The COVID-19 outbreak has put quite the financial strain on professional sports leagues in the United States over the last two months, and there doesn’t appear to be any end in sight.
Major League Baseball and its players don’t quite see eye to eye when it comes to how athletes will be paid for a 2020 season shortened by the pandemic. Owners have proposed a 50-50 revenue split with players for the season as fans likely will not be in attendance for most or all of the season, but several players feel they’d get the short end of the stick.
According to one report, however, players weren’t given much of a choice.

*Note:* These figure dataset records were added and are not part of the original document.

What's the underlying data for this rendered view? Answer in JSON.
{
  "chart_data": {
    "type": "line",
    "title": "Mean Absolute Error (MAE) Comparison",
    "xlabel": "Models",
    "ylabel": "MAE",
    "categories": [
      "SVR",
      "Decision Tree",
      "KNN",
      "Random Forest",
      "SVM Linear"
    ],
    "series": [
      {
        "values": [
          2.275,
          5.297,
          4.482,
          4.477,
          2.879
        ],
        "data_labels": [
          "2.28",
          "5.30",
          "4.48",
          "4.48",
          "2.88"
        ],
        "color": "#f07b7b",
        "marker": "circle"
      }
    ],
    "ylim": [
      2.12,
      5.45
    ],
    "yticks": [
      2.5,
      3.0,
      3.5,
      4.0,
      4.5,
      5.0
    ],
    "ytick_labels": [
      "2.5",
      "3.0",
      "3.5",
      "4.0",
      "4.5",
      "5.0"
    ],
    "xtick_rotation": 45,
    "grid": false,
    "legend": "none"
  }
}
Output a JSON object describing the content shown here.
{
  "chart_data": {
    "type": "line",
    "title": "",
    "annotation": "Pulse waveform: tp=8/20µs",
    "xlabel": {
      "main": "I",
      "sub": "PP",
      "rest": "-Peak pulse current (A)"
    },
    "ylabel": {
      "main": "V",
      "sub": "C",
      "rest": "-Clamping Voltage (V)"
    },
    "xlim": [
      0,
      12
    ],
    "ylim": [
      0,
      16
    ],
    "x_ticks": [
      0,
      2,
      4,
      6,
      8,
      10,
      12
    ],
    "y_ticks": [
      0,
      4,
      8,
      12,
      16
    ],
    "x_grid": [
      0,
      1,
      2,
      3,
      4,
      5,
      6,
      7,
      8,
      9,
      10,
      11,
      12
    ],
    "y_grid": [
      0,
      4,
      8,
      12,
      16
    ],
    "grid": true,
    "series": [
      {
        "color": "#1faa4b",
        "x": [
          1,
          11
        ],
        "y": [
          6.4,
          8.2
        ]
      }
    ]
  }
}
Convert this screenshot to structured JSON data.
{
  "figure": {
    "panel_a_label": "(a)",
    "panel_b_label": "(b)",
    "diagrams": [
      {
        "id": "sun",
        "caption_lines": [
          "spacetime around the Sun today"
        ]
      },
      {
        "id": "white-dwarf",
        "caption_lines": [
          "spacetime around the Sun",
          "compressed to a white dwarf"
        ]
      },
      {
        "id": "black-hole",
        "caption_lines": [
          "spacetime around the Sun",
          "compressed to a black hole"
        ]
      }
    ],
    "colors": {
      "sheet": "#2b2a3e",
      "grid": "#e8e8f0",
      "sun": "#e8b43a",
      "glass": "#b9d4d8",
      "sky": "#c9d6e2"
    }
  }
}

MLB recently gave the Players’ Association two options, according to MLB Network’s Jon Heyman. Option 1 would see players and the league negotiate a new financial agreement other than prorated pay for athletes playing games without fans in the stands. Option 2, however, would be simply to wait until the coronavirus clears up to the point where fans can be in the stands.
MLB in recent talks gave the union 2 options: 1) negotiate a new financial arrangement (sonething other than prorated pay for players playing games with no fans in attendance) or 2) wait until the Coronavirus yo clear to the point where fans can attend games.
— Jon Heyman (@JonHeyman) May 19, 2020
Doesn’t sound like players were given much of a choice.
Whether you believe players should be willing to take a pay cut or not, this probably wasn’t the most effective strategy if MLB wanted to reach some sort of agreement with its players. It’s unclear when the league conveyed this news to the players and their union, but it certainly is playing a part in the current rift between them and the league.